One of the most interesting findings about the unique individual was done by Daniels, who was responsible for developing cockpits for fighter pilots.(4) He measured the proportions of many pilots and averaged the results. He however discovered, that there isn’t such a thing as “the average pilot”. The body dimensions of pilots differed in such a way that the cockpit design based on the average pilot did not fit any pilot! He took ten dimensions of pilots and measured 4063 pilots. And as it turned out: not a single pilot fitted the average of all ten dimensions! And less than 3.5% of the pilots fitted the average on only three dimensions. The message is clear: we all differ!

Also in other branches of science slowly the idea arose that averaging might be of statistic value, but not of any practical value. One of the proponents of the value of the individual in scientific sense was professor Peter Molenaar, who studied this issue thoroughly and stated: “Using a group average to evaluate individuals would only be valid if human beings were frozen clones, identical and unchanging”. (5) A pretty strong statement considering the fact that we as coaches often use group averages when deriving information for scientific journals and articles….

We can say that in Taylor’s days, the average men represented the ideal and the individual represented the error. But with the rise of “personalized medicine”, “personalized nutrition”, the time has come that we spend more timing focusing on serious personalized training. Especially when it concerns elite athletes whose main goal is to escape the average in the first place, and becoming “outliers”. Until now we adapted our athletes to our training programs and we adapted our training programs, our training methods, our exercises, our periodization models from averages.

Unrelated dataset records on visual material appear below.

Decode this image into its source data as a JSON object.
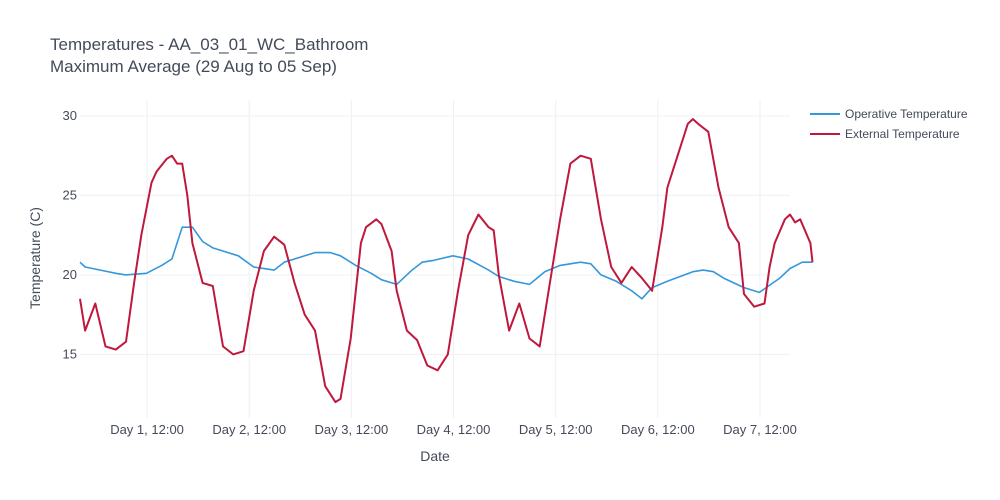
{
  "chart_data": {
    "type": "line",
    "title": "Temperatures - AA_03_01_WC_Bathroom",
    "subtitle": "Maximum Average (29 Aug to 05 Sep)",
    "xlabel": "Date",
    "ylabel": "Temperature (C)",
    "x_unit": "day",
    "xlim": [
      0.55,
      7.5
    ],
    "ylim": [
      11.0,
      31.0
    ],
    "yticks": [
      15,
      20,
      25,
      30
    ],
    "xticks": [
      {
        "value": 1.5,
        "label": "Day 1, 12:00"
      },
      {
        "value": 2.5,
        "label": "Day 2, 12:00"
      },
      {
        "value": 3.5,
        "label": "Day 3, 12:00"
      },
      {
        "value": 4.5,
        "label": "Day 4, 12:00"
      },
      {
        "value": 5.5,
        "label": "Day 5, 12:00"
      },
      {
        "value": 6.5,
        "label": "Day 6, 12:00"
      },
      {
        "value": 7.5,
        "label": "Day 7, 12:00"
      }
    ],
    "grid": true,
    "legend_position": "top-right",
    "series": [
      {
        "name": "Operative Temperature",
        "color": "#3498db",
        "x": [
          0.55,
          0.6,
          0.75,
          0.9,
          1.0,
          1.2,
          1.35,
          1.45,
          1.55,
          1.65,
          1.75,
          1.85,
          2.0,
          2.1,
          2.25,
          2.45,
          2.55,
          2.7,
          2.85,
          3.0,
          3.1,
          3.25,
          3.4,
          3.5,
          3.65,
          3.8,
          3.9,
          4.0,
          4.2,
          4.35,
          4.55,
          4.65,
          4.8,
          4.95,
          5.1,
          5.25,
          5.45,
          5.55,
          5.65,
          5.8,
          5.95,
          6.05,
          6.15,
          6.3,
          6.55,
          6.65,
          6.75,
          6.85,
          7.05,
          7.2,
          7.4,
          7.5,
          7.62,
          7.72
        ],
        "y": [
          20.8,
          20.5,
          20.3,
          20.1,
          20.0,
          20.1,
          20.6,
          21.0,
          23.0,
          23.0,
          22.1,
          21.7,
          21.4,
          21.2,
          20.5,
          20.3,
          20.8,
          21.1,
          21.4,
          21.4,
          21.2,
          20.6,
          20.1,
          19.7,
          19.4,
          20.3,
          20.8,
          20.9,
          21.2,
          21.0,
          20.3,
          19.9,
          19.6,
          19.4,
          20.2,
          20.6,
          20.8,
          20.7,
          20.0,
          19.6,
          19.0,
          18.5,
          19.2,
          19.6,
          20.2,
          20.3,
          20.2,
          19.8,
          19.2,
          18.9,
          19.8,
          20.4,
          20.8,
          20.8
        ]
      },
      {
        "name": "External Temperature",
        "color": "#c0183d",
        "x": [
          0.55,
          0.6,
          0.7,
          0.8,
          0.9,
          1.0,
          1.08,
          1.15,
          1.25,
          1.3,
          1.4,
          1.45,
          1.5,
          1.55,
          1.6,
          1.65,
          1.75,
          1.85,
          1.95,
          2.05,
          2.15,
          2.25,
          2.35,
          2.45,
          2.55,
          2.65,
          2.75,
          2.85,
          2.95,
          3.05,
          3.1,
          3.2,
          3.3,
          3.35,
          3.45,
          3.5,
          3.6,
          3.65,
          3.75,
          3.85,
          3.95,
          4.05,
          4.15,
          4.25,
          4.35,
          4.45,
          4.55,
          4.6,
          4.65,
          4.75,
          4.85,
          4.95,
          5.05,
          5.15,
          5.25,
          5.35,
          5.45,
          5.55,
          5.65,
          5.75,
          5.85,
          5.95,
          6.05,
          6.15,
          6.25,
          6.3,
          6.4,
          6.5,
          6.55,
          6.6,
          6.7,
          6.8,
          6.9,
          7.0,
          7.05,
          7.15,
          7.25,
          7.3,
          7.35,
          7.45,
          7.5,
          7.55,
          7.6,
          7.7,
          7.72
        ],
        "y": [
          18.5,
          16.5,
          18.2,
          15.5,
          15.3,
          15.8,
          19.5,
          22.5,
          25.8,
          26.5,
          27.3,
          27.5,
          27.0,
          27.0,
          25.0,
          22.0,
          19.5,
          19.3,
          15.5,
          15.0,
          15.2,
          19.0,
          21.5,
          22.4,
          21.9,
          19.5,
          17.5,
          16.5,
          13.0,
          12.0,
          12.2,
          16.0,
          22.0,
          23.0,
          23.5,
          23.2,
          21.5,
          19.0,
          16.5,
          15.9,
          14.3,
          14.0,
          15.0,
          19.0,
          22.5,
          23.8,
          23.0,
          22.8,
          20.0,
          16.5,
          18.2,
          16.0,
          15.5,
          19.5,
          23.5,
          27.0,
          27.5,
          27.3,
          23.5,
          20.5,
          19.5,
          20.5,
          19.8,
          19.0,
          23.0,
          25.5,
          27.5,
          29.5,
          29.8,
          29.5,
          29.0,
          25.5,
          23.0,
          22.0,
          18.8,
          18.0,
          18.2,
          20.5,
          22.0,
          23.5,
          23.8,
          23.3,
          23.5,
          22.0,
          20.8
        ]
      }
    ]
  }
}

I bet you have heard it: “it takes 48 hours to recover from a heavy anaerobic workout”, or “one needs to squat 2 .5 times his/her bodyweight in order to be able to handle drop jumps properly”, “this is the best exercise …”(for whom?). Yes, averages, averages, averages.

Fortunately more and more research is done to show the inter-individual responses and differences to training (6, 7, 8, 9,10) Especially when working with elite athletes, keep in mind that the elite athlete is trying to get away from the average level, he/she is trying to become an outlier. And so should elite coaches do too, average coaches create average athletes, who perform average.

Bottom line: Kick the average elephant out of your room for improvement.

Literature:
1. Taylor, F.W: The Principles of Scientific Management; Harper & Brothers, New York, 1911.

2. Mosselmans, B: Adolphe Quetelet, the average man and the development of economic methodology; The European Journal of the History of Economic Thought, Vol.12, No.4, 2005, pg. 565-582.

3. Galton, F: Inquiries into Human Faculties and its Development; J.M. Dent & Co. London, 1883.

4. Daniels, G.S: “The Average Man”;Aero Medical Center, Wright Air Development Center, Wright-Patterson AFB, OH 45433, 1952.

5. Molenaar, P.C.M: A Manifesto on Psychology as Idiographic Science: Bringing the Person Back Into Scientific Psychology, This Time Forever; Measurement vol.2, No.4, 2004, pg.201-218.

6. Tschiene, P: Die Individualisierung des Trainings: eine vernachlässigte Leistungsreserve; Leistungssport, No.4, 2012 pg. 11-12.(German)

7. Mori, M; Higuchi, K, et al.: Genetic basis of inter-individual variability in the effects of exercise on the alleviation of lifestyle-related diseases; J. Physiol. Vol.587, No.23 (2009) pg. 5577–5584.

8.Mann, T.N; Lamberts, R.P; Lambert, M.I: High Responders and Low Responders: Factors Associated with Individual Variation in Response to Standardized Training; Sport Medicine, DOI 10.1007/s40279-014-0197-3

9. Erskine, R.M; Jones, D.A; et al.: Inter-individual variability in the adaptation of human muscle specific tension to progressive resistance training; Eur.J.Appl. Physiol. Vol.10, 2010, pg.1117-1125.

10. Hautala, A.J; Kiviniemi, A.M et al.: Individual differences in the responses to endurance and resistance training; Eur.J.Appl.Physiol.Vol.96, 2006, pg.535-542.